Monday, December 17, 2012

Normalcy


Normalcy: At times I crave it as as seminarian. I live this rather set-apart life on a rural hilltop with an almost all-male population and days filled with prayer, Mass, classes, and discernment. It's not a normal life, and it shouldn't be. Preparing for the priesthood should demand a great deal from the candidate because the priesthood demands a great deal from the priest. Yet a drop of normalcy feeds the soul. As funny as it sounds, finals week felt oddly normal to me.

Perhaps because I have been a student the better part of my life, testing and writing synthesis papers seems second nature even though college is four-and-a-half years behind me. The crunch of fitting it in, the pressure of showing your work throughout the semester, the cramming of facts and ideas into my head -- all of it reminded me that in all I am doing, I am simply a student.
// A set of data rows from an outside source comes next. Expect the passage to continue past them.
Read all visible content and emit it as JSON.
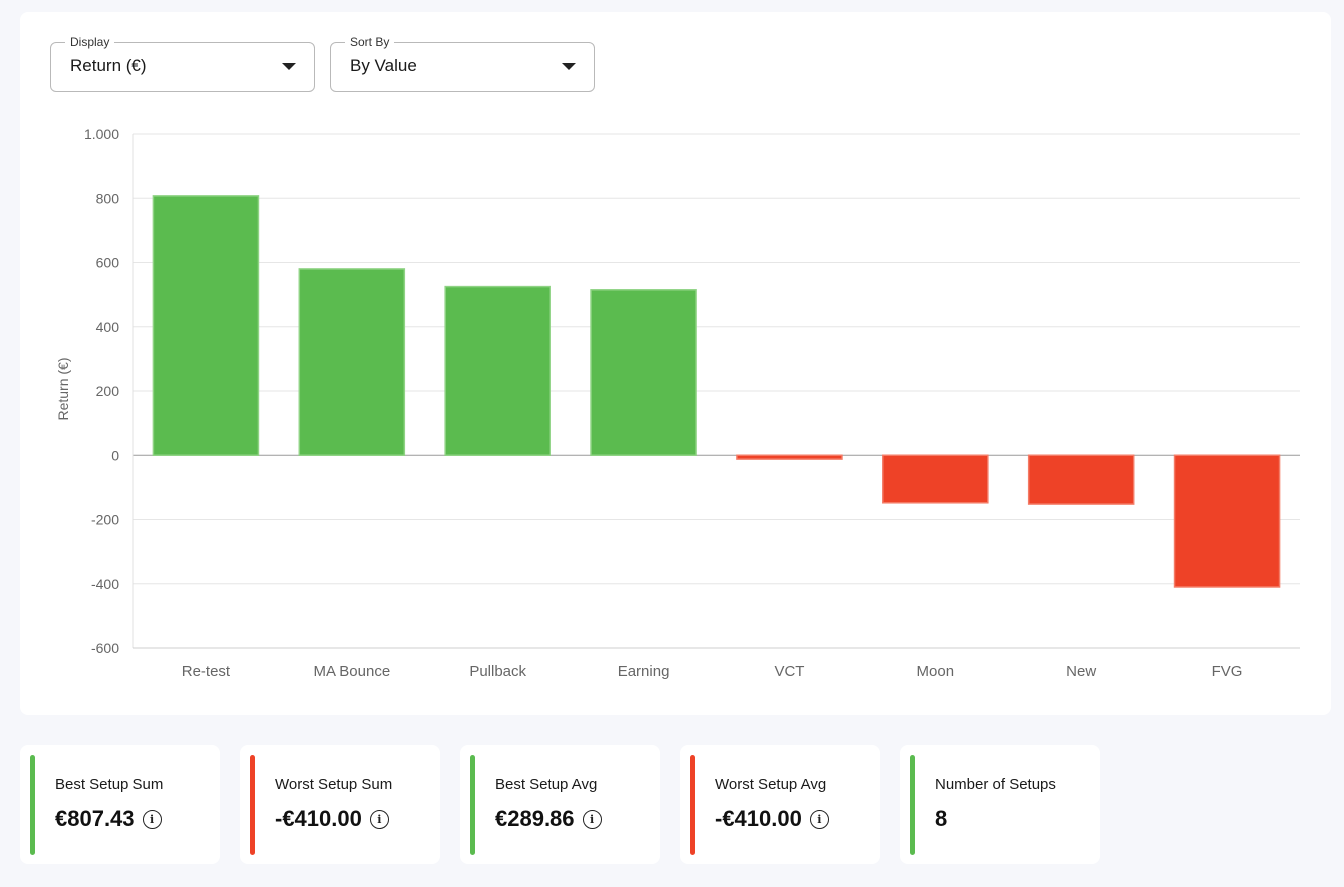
{
  "controls": {
    "display": {
      "label": "Display",
      "value": "Return (€)"
    },
    "sort_by": {
      "label": "Sort By",
      "value": "By Value"
    }
  },
  "colors": {
    "positive": "#5bbb4f",
    "negative": "#ee4227"
  },
  "chart_data": {
    "type": "bar",
    "categories": [
      "Re-test",
      "MA Bounce",
      "Pullback",
      "Earning",
      "VCT",
      "Moon",
      "New",
      "FVG"
    ],
    "values": [
      807.43,
      580,
      525,
      515,
      -12,
      -148,
      -152,
      -410
    ],
    "ylabel": "Return (€)",
    "ylim": [
      -600,
      1000
    ],
    "yticks": [
      -600,
      -400,
      -200,
      0,
      200,
      400,
      600,
      800,
      1000
    ],
    "ytick_labels": [
      "-600",
      "-400",
      "-200",
      "0",
      "200",
      "400",
      "600",
      "800",
      "1.000"
    ],
    "grid": true,
    "legend": "none"
  },
  "stats": [
    {
      "label": "Best Setup Sum",
      "value": "€807.43",
      "color": "#5bbb4f",
      "info": true,
      "icon": "info-icon"
    },
    {
      "label": "Worst Setup Sum",
      "value": "-€410.00",
      "color": "#ee4227",
      "info": true,
      "icon": "info-icon"
    },
    {
      "label": "Best Setup Avg",
      "value": "€289.86",
      "color": "#5bbb4f",
      "info": true,
      "icon": "info-icon"
    },
    {
      "label": "Worst Setup Avg",
      "value": "-€410.00",
      "color": "#ee4227",
      "info": true,
      "icon": "info-icon"
    },
    {
      "label": "Number of Setups",
      "value": "8",
      "color": "#5bbb4f",
      "info": false
    }
  ]
}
Other moments during finals week brought out normalcy too. My seminarian brothers excitedly departed to families and Christmas breaks, though not all of us were privileged to journey home. Some seminarians come from Africa and will celebrate Christmas with second families in the United States. Some could not afford airfare. Some had no home or were unable to return to it because of instability in their countries. My sacrifice seems so minimal compared to the Vietnamese, Columbian, Nigerian, or Ivory Coast seminarians who do not have return plans in their future. I simply hopped in the car after completing my last final on Friday, drove eight hours, and found a light on, a bed ready, and a family eager to welcome me. The biggest obstacle I faced was light snow in the Blues Mountains. I am immeasurably blessed in the normalcy of my life. Perhaps my most significant obstacle is letting go of the creature comforts that come with a blessed American life.

Normalcy appeared in odd places during finals week. I bought a rug and coat rack for my room, and it felt much cozier and personal. Normalcy. I went on a run around the hilltop on Wednesday as the clouds broke, allowing streams of sunlight through the dusk sky. Normalcy. I spoke with the choir director about the variety of things one can purchase on Amazon.com these days. Normalcy. I tried to help someone jumpstart their vehicle. Normalcy, all of it.

In a place like Mount Angel where so much is asked of us each day, moments of normalcy allow for my defenses to fall and life to feel real and authentic. Pray, if you would, that normalcy greets me and the other seminarians regularly. If we are to be excellent priests, we must understand the world and live in it even while we train for something otherworldly.

I have long neglected to post much the last few weeks, but I promise more frequent updates during this Christmas break as I have time and space to contemplate my first semester. Thanks for reading, for praying, and for walking with me in this journey. Let us rejoice in this week of preparation for Christ's coming! The incarnation is near!

1 comment:

  1. I normally don't read blogs, but these two posts for December caught my attention, and all I can say is, "Wow. Just... wow." Love and hugs to you (and many prayers your way too!).